JOURNAL ARTICLE
MULTICENTER STUDY

Phase II trial of cisplatin, gemcitabine, and bevacizumab as first-line therapy for metastatic urothelial carcinoma: Hoosier Oncology Group GU 04-75

Noah M Hahn, Walter M Stadler, Robin T Zon, David Waterhouse, Joel Picus, Sreenivasa Nattam, Cynthia S Johnson, Susan M Perkins, Mary Jane Waddell, Christopher J Sweeney
Journal of Clinical Oncology 2011 April 20, 29 (12): 1525-30
21422406

PURPOSE: Novel approaches are needed for patients with metastatic urothelial cancer (UC). This trial assessed the efficacy and toxicity of bevacizumab in combination with cisplatin and gemcitabine (CGB) as first-line treatment for patients with metastatic UC.

PATIENTS AND METHODS: Chemotherapy-naive patients with metastatic or unresectable UC received cisplatin 70 mg/m(2) on day 1, gemcitabine 1,000 to 1,250 mg/m(2) on days 1 and 8, and bevacizumab 15 mg/kg on day 1, every 21 days.

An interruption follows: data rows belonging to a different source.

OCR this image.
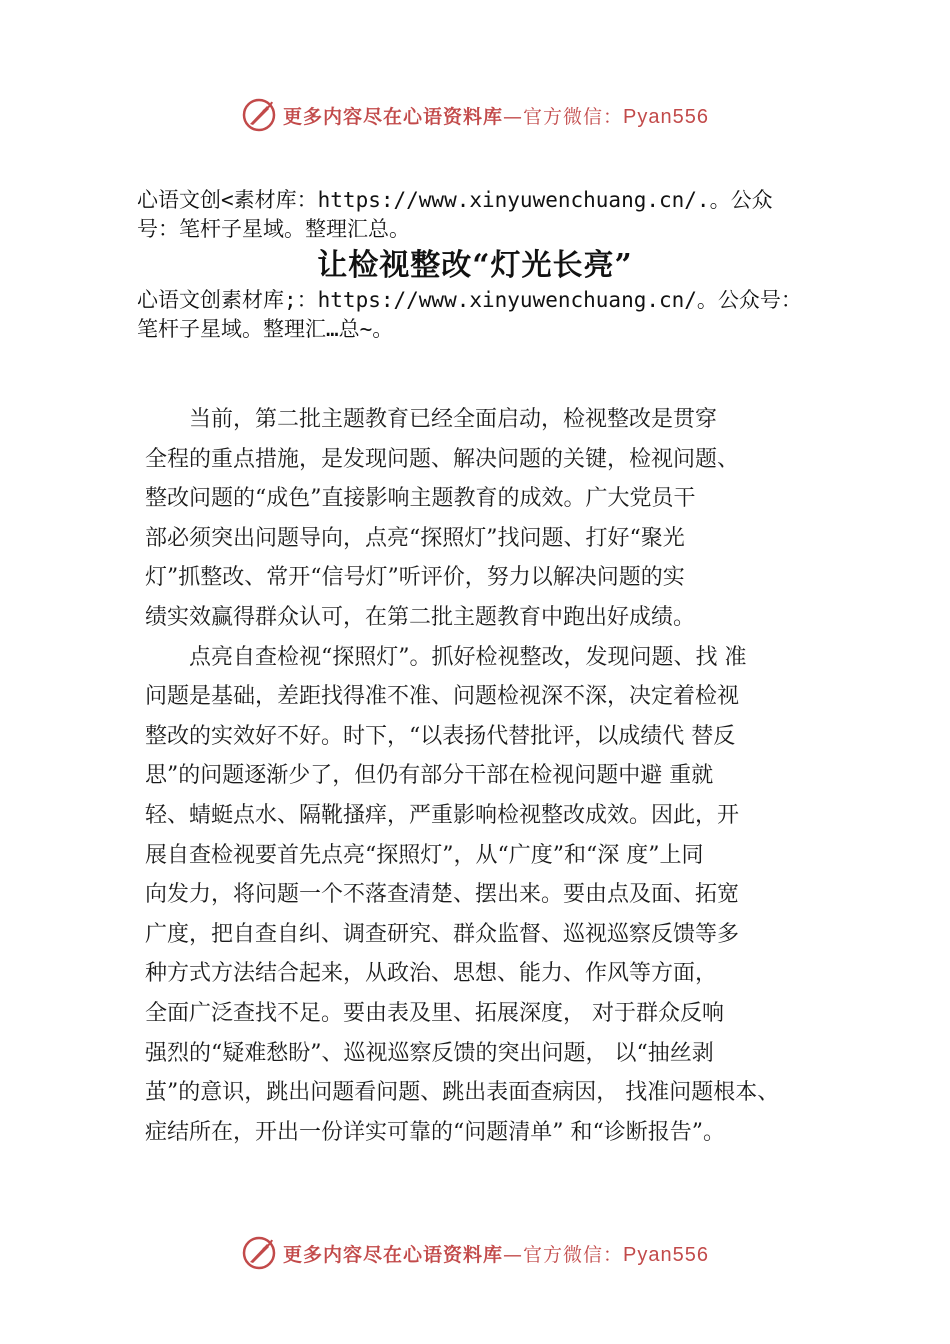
更多内容尽在心语资料库—官方微信：Pyan556
心语文创<素材库：https://www.xinyuwenchuang.cn/.。公众
号：笔杆子星域。整理汇总。
让检视整改“灯光长亮”
心语文创素材库;：https://www.xinyuwenchuang.cn/。公众号：
笔杆子星域。整理汇…总~。
当前，第二批主题教育已经全面启动，检视整改是贯穿
全程的重点措施，是发现问题、解决问题的关键，检视问题、
整改问题的“成色”直接影响主题教育的成效。广大党员干
部必须突出问题导向，点亮“探照灯”找问题、打好“聚光
灯”抓整改、常开“信号灯”听评价，努力以解决问题的实
绩实效赢得群众认可，在第二批主题教育中跑出好成绩。
点亮自查检视“探照灯”。抓好检视整改，发现问题、找 准
问题是基础，差距找得准不准、问题检视深不深，决定着检视
整改的实效好不好。时下，“以表扬代替批评，以成绩代 替反
思”的问题逐渐少了，但仍有部分干部在检视问题中避 重就
轻、蜻蜓点水、隔靴搔痒，严重影响检视整改成效。因此，开
展自查检视要首先点亮“探照灯”，从“广度”和“深 度”上同
向发力，将问题一个不落查清楚、摆出来。要由点及面、拓宽
广度，把自查自纠、调查研究、群众监督、巡视巡察反馈等多
种方式方法结合起来，从政治、思想、能力、作风等方面，
全面广泛查找不足。要由表及里、拓展深度， 对于群众反响
强烈的“疑难愁盼”、巡视巡察反馈的突出问题， 以“抽丝剥
茧”的意识，跳出问题看问题、跳出表面查病因， 找准问题根本、
症结所在，开出一份详实可靠的“问题清单” 和“诊断报告”。
更多内容尽在心语资料库—官方微信：Pyan556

RESULTS: Forty-three patients with performance status of 0 (n = 26) or 1 (n = 17) and median age of 66 years were evaluable for toxicity and response. Grade 3 to 4 hematologic toxicity included neutropenia (35%), thrombocytopenia (12%), anemia (12%), and neutropenic fever (2%). Grade 3 to 5 nonhematologic toxicity included deep vein thrombosis/pulmonary embolism (21%), hemorrhage (7%), cardiac (7%), hypertension (5%), and proteinuria (2%). Three treatment-related deaths (CNS hemorrhage, sudden cardiac death, and aortic dissection) were observed. Best response by Response Evaluation Criteria in Solid Tumors was complete response in eight patients (19%) and partial response in 23 patients (53%), for an overall response rate of 72%. Stable disease lasting ≥ 12 weeks occurred in four patients (9%), and progressive disease occurred in six patients (14%). With a median follow-up of 27.2 months (range, 3.5 to 40.9 months), median progression-free survival (PFS) was 8.2 months (95% CI, 6.8 to 10.3 months) with a median overall survival (OS) time of 19.1 months (95% CI, 12.4 to 22.7 months). The study-defined goal of 50% improvement in PFS was not met.

CONCLUSION: CGB demonstrates promising OS and antiangiogenic treatment-related toxicities in the phase II setting of metastatic UC. The full risk/benefit profile of CGB in patients with metastatic UC will be determined by an ongoing phase III intergroup trial.